2014 – « Métamorphoses » 1 à 4, tirages sur papier argentique rc kodack-80×120 cm

MÉTA
MORPHO
SES

Entremêlées, des lignes verticales, aux teintes bleue, azure, persane, bisque ou céladon, pointent
comme un rideau de voiles.

Mots, morceaux d’images, bribes de temps, mouvements, traces, taches.

Le dispositif repose sur une véritable mise en scène qui comporte différentes étapes. Dans un premier
temps, celle de la fabrication de l’objet, d’une substance concrète. Sur un assemblage de films
transparents sont imprimés des textes, des extraits de films, ou encore d’autres photographies, des
sculptures, des peintures, des modelages que l’artiste façonne.
Au moment de la prise de vue, ne plane pas l’ombre de l’instant décisif puisque le jeu ici est d’abord
celui du dispositif, tout est en place, composé, structuré en amont.

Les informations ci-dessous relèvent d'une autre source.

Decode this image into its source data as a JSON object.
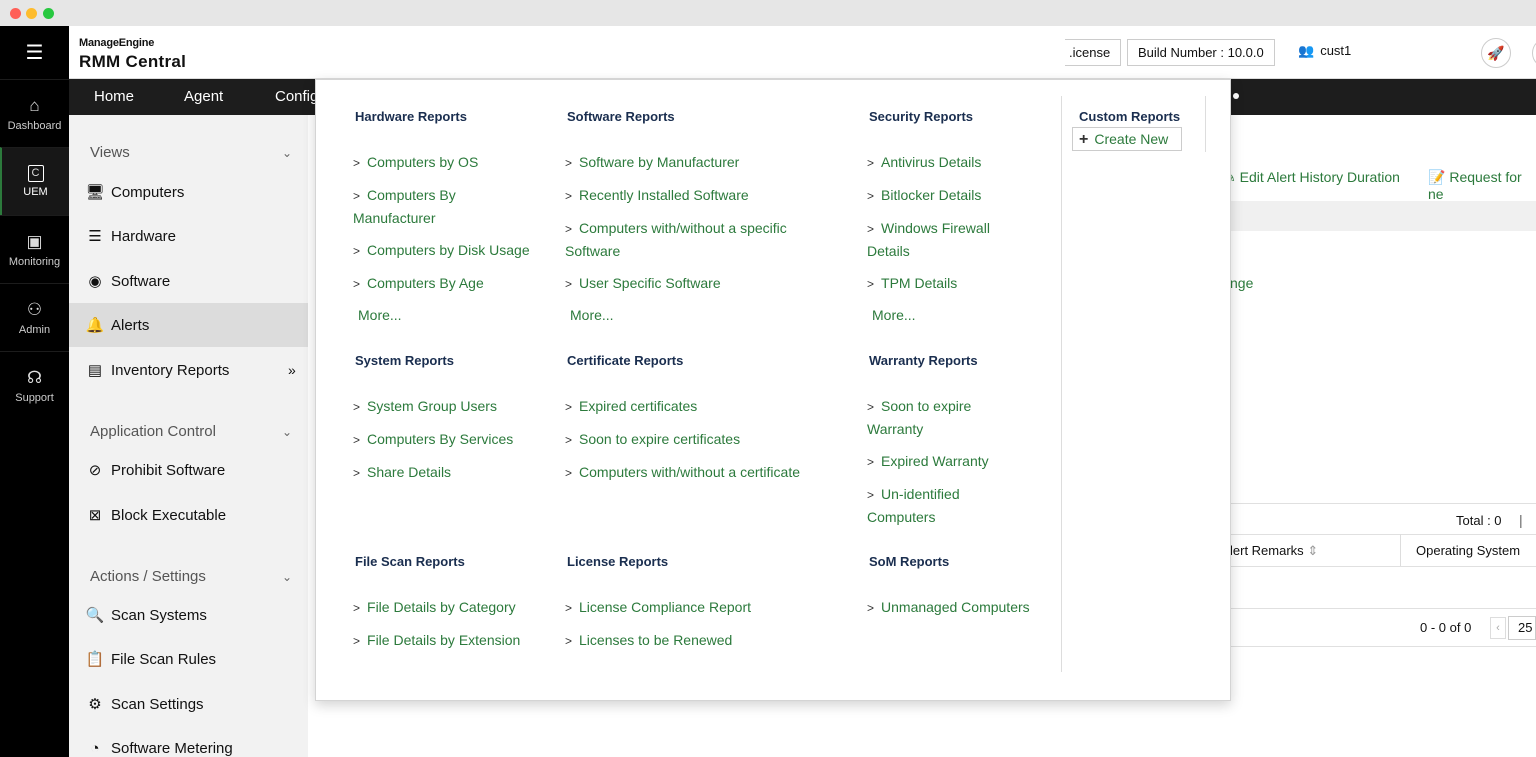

Le premier geste pictural, sculptural, relève du travail de la main, de la réécriture, de l’imaginaire, de la
construction de l’esprit. Le second geste est mécanique, instantané. C’est la confrontation entre
l’objectivité de la photographie et la subjectivité du premier geste qui fait éclater la représentation et
qui interroge la construction même du regard.

L’écoulement du temps se lit à travers les différentes strates de la matière. Cette surface presque
saturée évoque les couches des palimpsestes, ces manuscrits d’une époque ancienne qui ont été
effacés puis recouverts à nouveau de textes. Il existe une imagerie sous-jacente qui vient informer
l’image photographique. Le témoignage de l’instant perd de l’épaisseur dans un écho anachronique.
Il ne s’agit plus de réel mais d’une image symbolique.
L’artiste nous montre à travers cette pratique – qui est devenu l’objet de sa recherche – non pas sa
possibilité de faire de beaux objets, mais plutôt l’idée qu’il se fait de l’art, de la conception et de la
construction de l’artifice mené jusqu’à son point d’acmé.

Il s’en faut de peu pour tout faire basculer.

Brouillard, brouillage de piste. Empreintes du monde. Les perspectives optiques et mentales se
floutent, se mêlent par le biais de cette manipulation photographique toute particulière et surtout du
charme artistique qui métamorphose l’image.